魔獣シロが再び姿を現し、俺たちを麓まで送ってくれたのだ。クラウス様は最初警戒していたが、俺がシロにおにぎりをあげる様子を見て、「お前の料理は魔獣すら手懐けるのか」と呆れつつも笑っていた。
帰りの馬車の中、俺たちは並んで座り、互いの肩にもたれかかっていた。
窓の外を流れる雪景色が、春の芽吹きを感じさせる緑へと変わっていく。
俺の手は、クラウス様の大きな手に包まれていた。
「王都に戻ったら、忙しくなるぞ」
クラウス様が俺の髪を指で梳きながら言った。
「騎士団長が特定の相手、それもベータの料理人をパートナーに選んだとなれば、社交界が騒ぐだろう」
「……ご迷惑をおかけするかもしれません」
「迷惑なものか。むしろ見せつけてやりたい。俺が選んだ相手が、どれほど素晴らしい料理を作る魔法使いかを」
彼の言葉には、一点の曇りもない自信が宿っていた。それが俺に勇気をくれる。
俺も変わらなければならない。
自分を卑下するのはもうやめよう。彼が愛してくれたこの自分に、胸を張れるようになろう。
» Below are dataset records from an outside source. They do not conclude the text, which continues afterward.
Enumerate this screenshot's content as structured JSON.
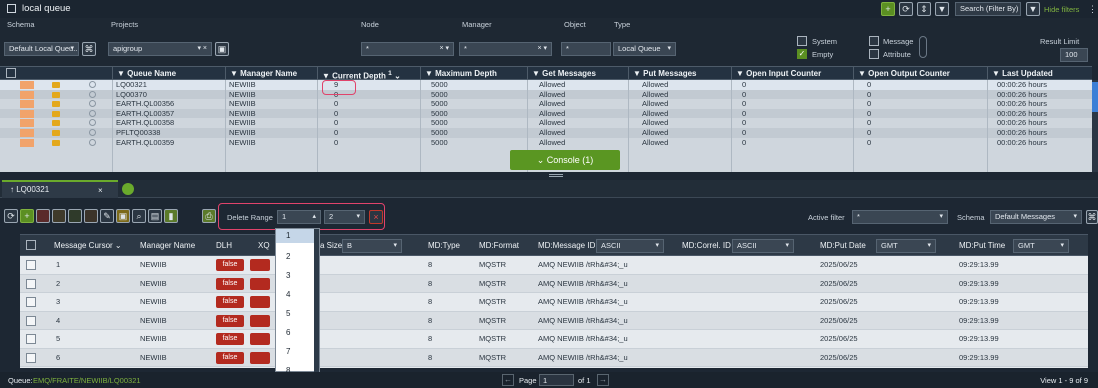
{
  "window": {
    "title": "local queue"
  },
  "filters": {
    "schema_label": "Schema",
    "schema_value": "Default Local Queu...",
    "projects_label": "Projects",
    "projects_value": "apigroup",
    "node_label": "Node",
    "node_value": "*",
    "manager_label": "Manager",
    "manager_value": "*",
    "object_label": "Object",
    "object_value": "*",
    "type_label": "Type",
    "type_value": "Local Queue",
    "system_label": "System",
    "empty_label": "Empty",
    "message_label": "Message",
    "attribute_label": "Attribute",
    "result_limit_label": "Result Limit",
    "result_limit_value": "100",
    "search_placeholder": "Search (Filter By)",
    "hide_filters": "Hide filters"
  },
  "queue_table": {
    "headers": [
      "Queue Name",
      "Manager Name",
      "Current Depth",
      "Maximum Depth",
      "Get Messages",
      "Put Messages",
      "Open Input Counter",
      "Open Output Counter",
      "Last Updated"
    ],
    "depth_sort": "1",
    "rows": [
      {
        "name": "LQ00321",
        "manager": "NEWIIB",
        "depth": "9",
        "max": "5000",
        "get": "Allowed",
        "put": "Allowed",
        "in": "0",
        "out": "0",
        "updated": "00:00:26 hours"
      },
      {
        "name": "LQ00370",
        "manager": "NEWIIB",
        "depth": "0",
        "max": "5000",
        "get": "Allowed",
        "put": "Allowed",
        "in": "0",
        "out": "0",
        "updated": "00:00:26 hours"
      },
      {
        "name": "EARTH.QL00356",
        "manager": "NEWIIB",
        "depth": "0",
        "max": "5000",
        "get": "Allowed",
        "put": "Allowed",
        "in": "0",
        "out": "0",
        "updated": "00:00:26 hours"
      },
      {
        "name": "EARTH.QL00357",
        "manager": "NEWIIB",
        "depth": "0",
        "max": "5000",
        "get": "Allowed",
        "put": "Allowed",
        "in": "0",
        "out": "0",
        "updated": "00:00:26 hours"
      },
      {
        "name": "EARTH.QL00358",
        "manager": "NEWIIB",
        "depth": "0",
        "max": "5000",
        "get": "Allowed",
        "put": "Allowed",
        "in": "0",
        "out": "0",
        "updated": "00:00:26 hours"
      },
      {
        "name": "PFLTQ00338",
        "manager": "NEWIIB",
        "depth": "0",
        "max": "5000",
        "get": "Allowed",
        "put": "Allowed",
        "in": "0",
        "out": "0",
        "updated": "00:00:26 hours"
      },
      {
        "name": "EARTH.QL00359",
        "manager": "NEWIIB",
        "depth": "0",
        "max": "5000",
        "get": "Allowed",
        "put": "Allowed",
        "in": "0",
        "out": "0",
        "updated": "00:00:26 hours"
      }
    ]
  },
  "console_button": "Console (1)",
  "tab": {
    "label": "LQ00321"
  },
  "toolbar": {
    "delete_range_label": "Delete Range",
    "range_from": "1",
    "range_to": "2",
    "active_filter_label": "Active filter",
    "active_filter_value": "*",
    "schema_label": "Schema",
    "schema_value": "Default Messages"
  },
  "message_table": {
    "headers": {
      "cursor": "Message Cursor",
      "manager": "Manager Name",
      "dlh": "DLH",
      "xq": "XQ",
      "data_size": "a Size",
      "data_size_enc": "B",
      "mdtype": "MD:Type",
      "mdformat": "MD:Format",
      "msgid": "MD:Message ID",
      "msgid_enc": "ASCII",
      "correl": "MD:Correl. ID",
      "correl_enc": "ASCII",
      "putdate": "MD:Put Date",
      "putdate_tz": "GMT",
      "puttime": "MD:Put Time",
      "puttime_tz": "GMT"
    },
    "rows": [
      {
        "cursor": "1",
        "manager": "NEWIIB",
        "dlh": "false",
        "type": "8",
        "format": "MQSTR",
        "msgid": "AMQ NEWIIB /tRh&#34;_u",
        "date": "2025/06/25",
        "time": "09:29:13.99"
      },
      {
        "cursor": "2",
        "manager": "NEWIIB",
        "dlh": "false",
        "type": "8",
        "format": "MQSTR",
        "msgid": "AMQ NEWIIB /tRh&#34;_u",
        "date": "2025/06/25",
        "time": "09:29:13.99"
      },
      {
        "cursor": "3",
        "manager": "NEWIIB",
        "dlh": "false",
        "type": "8",
        "format": "MQSTR",
        "msgid": "AMQ NEWIIB /tRh&#34;_u",
        "date": "2025/06/25",
        "time": "09:29:13.99"
      },
      {
        "cursor": "4",
        "manager": "NEWIIB",
        "dlh": "false",
        "type": "8",
        "format": "MQSTR",
        "msgid": "AMQ NEWIIB /tRh&#34;_u",
        "date": "2025/06/25",
        "time": "09:29:13.99"
      },
      {
        "cursor": "5",
        "manager": "NEWIIB",
        "dlh": "false",
        "type": "8",
        "format": "MQSTR",
        "msgid": "AMQ NEWIIB /tRh&#34;_u",
        "date": "2025/06/25",
        "time": "09:29:13.99"
      },
      {
        "cursor": "6",
        "manager": "NEWIIB",
        "dlh": "false",
        "type": "8",
        "format": "MQSTR",
        "msgid": "AMQ NEWIIB /tRh&#34;_u",
        "date": "2025/06/25",
        "time": "09:29:13.99"
      }
    ]
  },
  "dropdown": {
    "options": [
      "1",
      "2",
      "3",
      "4",
      "5",
      "6",
      "7",
      "8"
    ]
  },
  "footer": {
    "queue_label": "Queue:",
    "queue_path": "EMQ/FRAITE/NEWIIB/LQ00321",
    "page_label": "Page",
    "page_value": "1",
    "page_of": "of 1",
    "view_count": "View 1 - 9 of 9"
  },
  "icons": [
    "queue-icon",
    "folder-icon",
    "clock-icon",
    "filter-icon",
    "refresh-icon",
    "close-icon",
    "arrow-icon",
    "search-icon"
  ]
}
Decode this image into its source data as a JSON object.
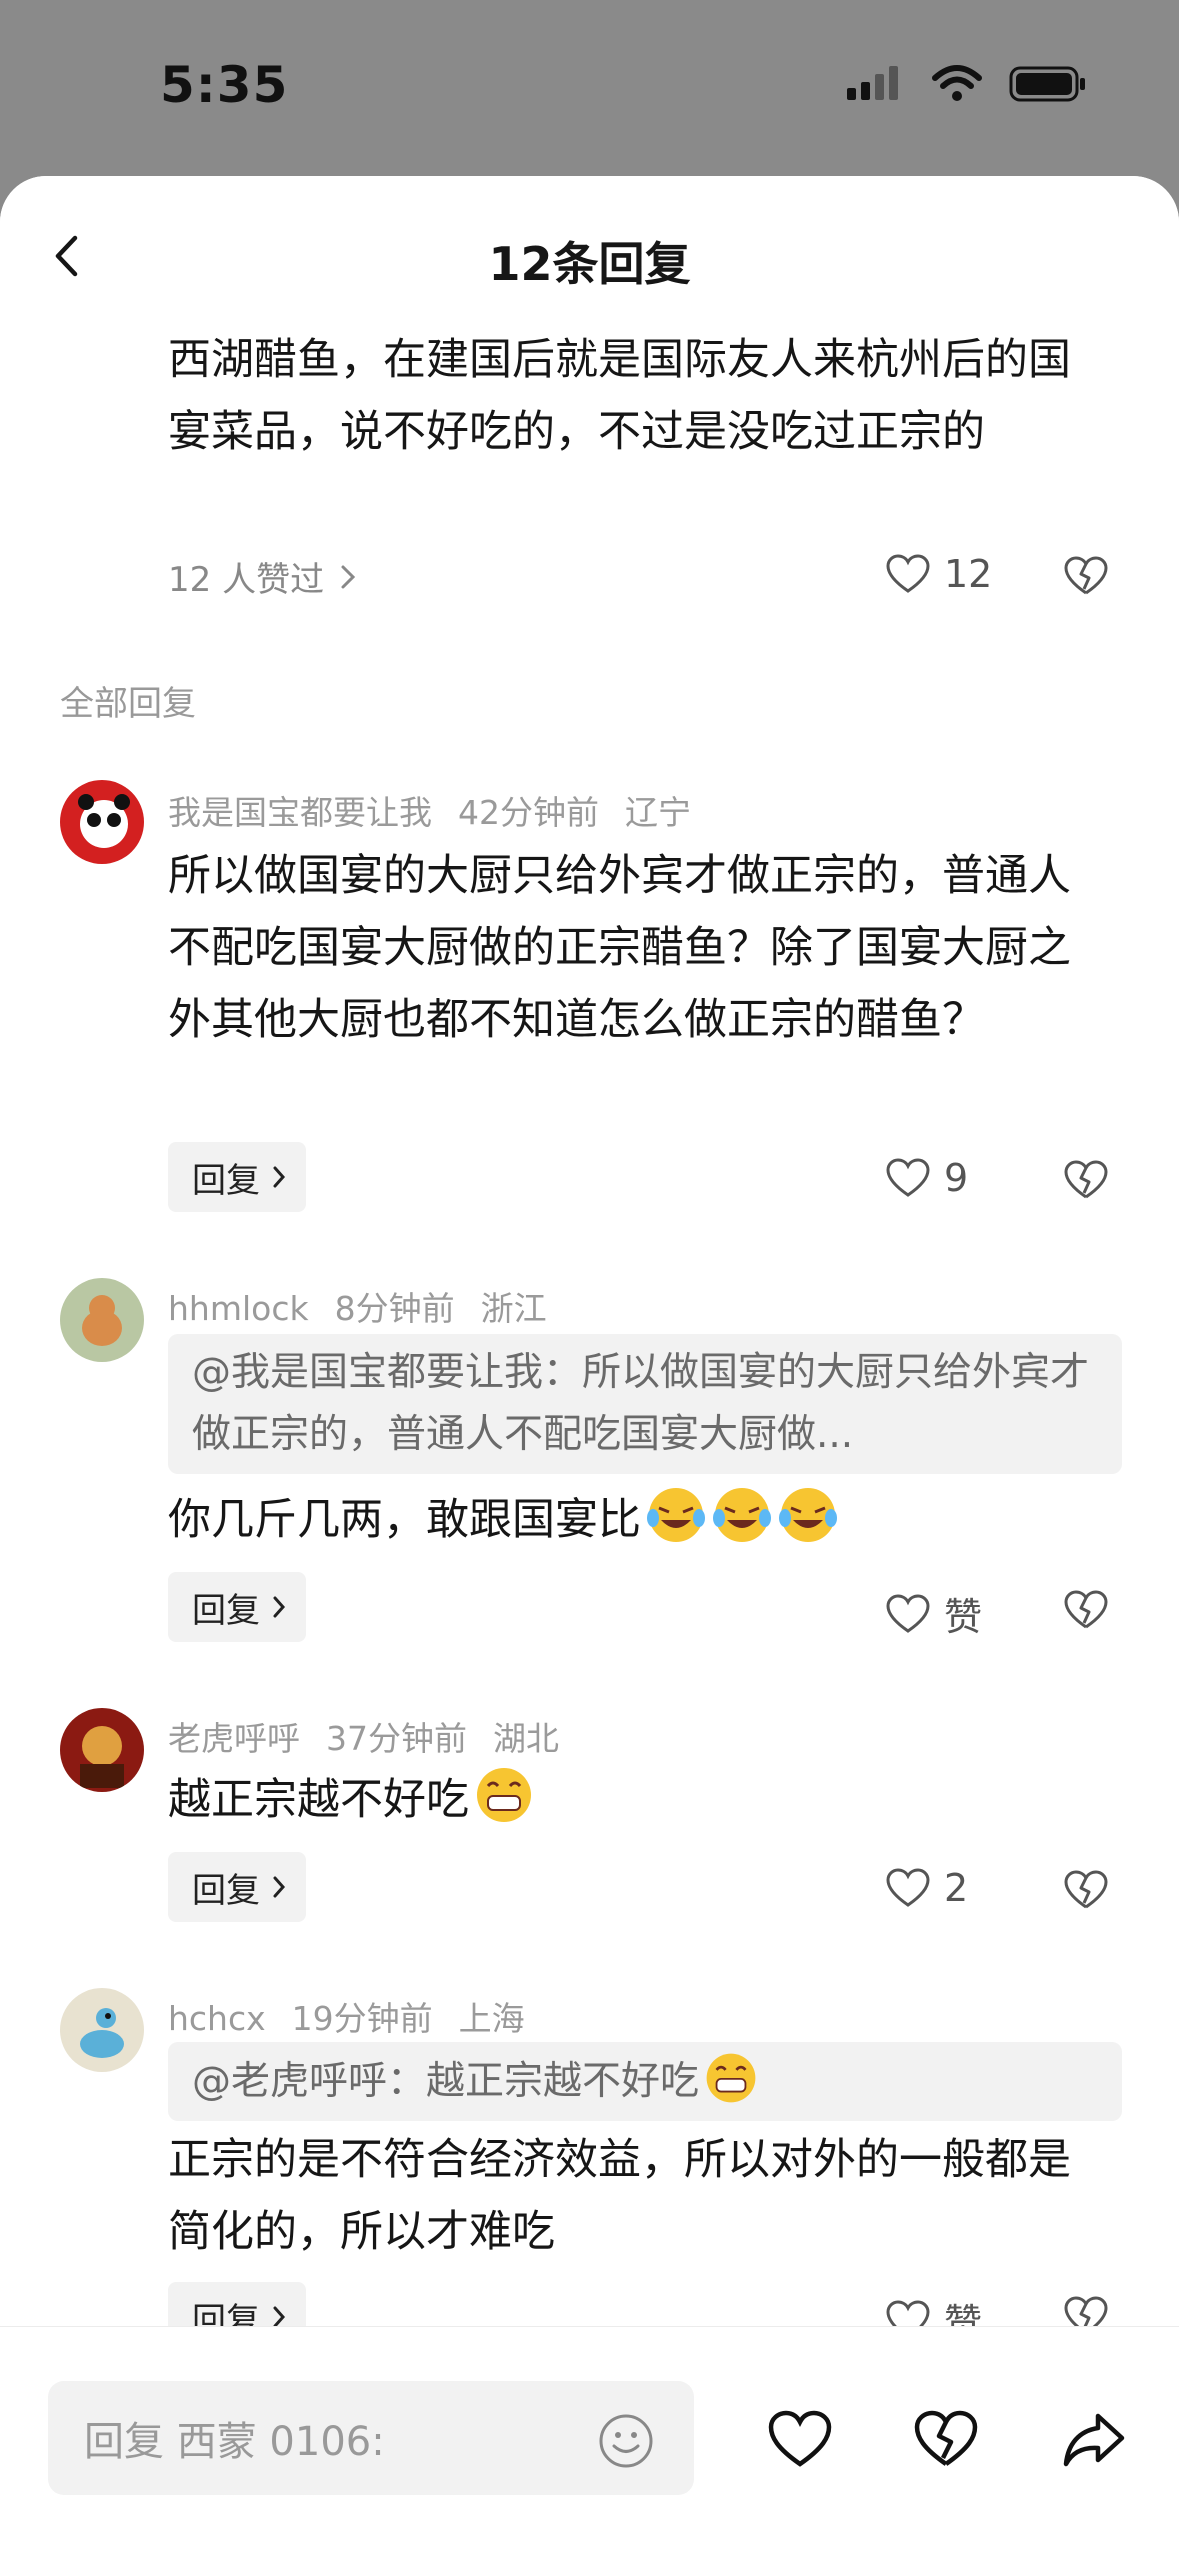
{
  "status_bar": {
    "time": "5:35"
  },
  "header": {
    "title": "12条回复"
  },
  "main_comment": {
    "text": "西湖醋鱼，在建国后就是国际友人来杭州后的国宴菜品，说不好吃的，不过是没吃过正宗的",
    "liked_by": "12 人赞过",
    "like_count": "12"
  },
  "section_label": "全部回复",
  "replies": [
    {
      "username": "我是国宝都要让我",
      "time": "42分钟前",
      "location": "辽宁",
      "text": "所以做国宴的大厨只给外宾才做正宗的，普通人不配吃国宴大厨做的正宗醋鱼？除了国宴大厨之外其他大厨也都不知道怎么做正宗的醋鱼？",
      "reply_label": "回复",
      "like_label": "9"
    },
    {
      "username": "hhmlock",
      "time": "8分钟前",
      "location": "浙江",
      "quote": "@我是国宝都要让我：所以做国宴的大厨只给外宾才做正宗的，普通人不配吃国宴大厨做...",
      "text": "你几斤几两，敢跟国宴比",
      "reply_label": "回复",
      "like_label": "赞"
    },
    {
      "username": "老虎呼呼",
      "time": "37分钟前",
      "location": "湖北",
      "text": "越正宗越不好吃",
      "reply_label": "回复",
      "like_label": "2"
    },
    {
      "username": "hchcx",
      "time": "19分钟前",
      "location": "上海",
      "quote": "@老虎呼呼：越正宗越不好吃",
      "text": "正宗的是不符合经济效益，所以对外的一般都是简化的，所以才难吃",
      "reply_label": "回复",
      "like_label": "赞"
    }
  ],
  "bottom_bar": {
    "placeholder": "回复 西蒙 0106:"
  }
}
「俺も、覚悟を決めます。あなたの横に立っても恥ずかしくないよう、王城一の……いいえ、国一番の料理人になってみせます」
「ああ。楽しみにしている。……だが、夜食だけは俺専用にしてくれよ?」
クラウス様がいたずらっぽくウインクする。
その顔があまりにも無防備で、可愛らしくて、俺は思わず吹き出した。
氷の騎士団長様が、食いしん坊な子供のような顔をするなんて。これは俺だけが知る特権だ。
「もちろんです。一生、あなたのためだけに最高の夜食を作ります」
それは、どんな結婚の誓いよりも、俺たちらしい約束だった。
馬車がガタゴトと揺れるリズムに合わせて、二人の心臓の音が重なる。
フェロモンによる強制的な引力はない。けれど、そこには確かな引力があった。
互いを必要とし、互いを高め合う、穏やかで強い愛の引力が。
王都の城壁が見えてきた。
そこには、以前とは違う未来が待っているはずだ。
俺はクラウス様の手を強く握り返した。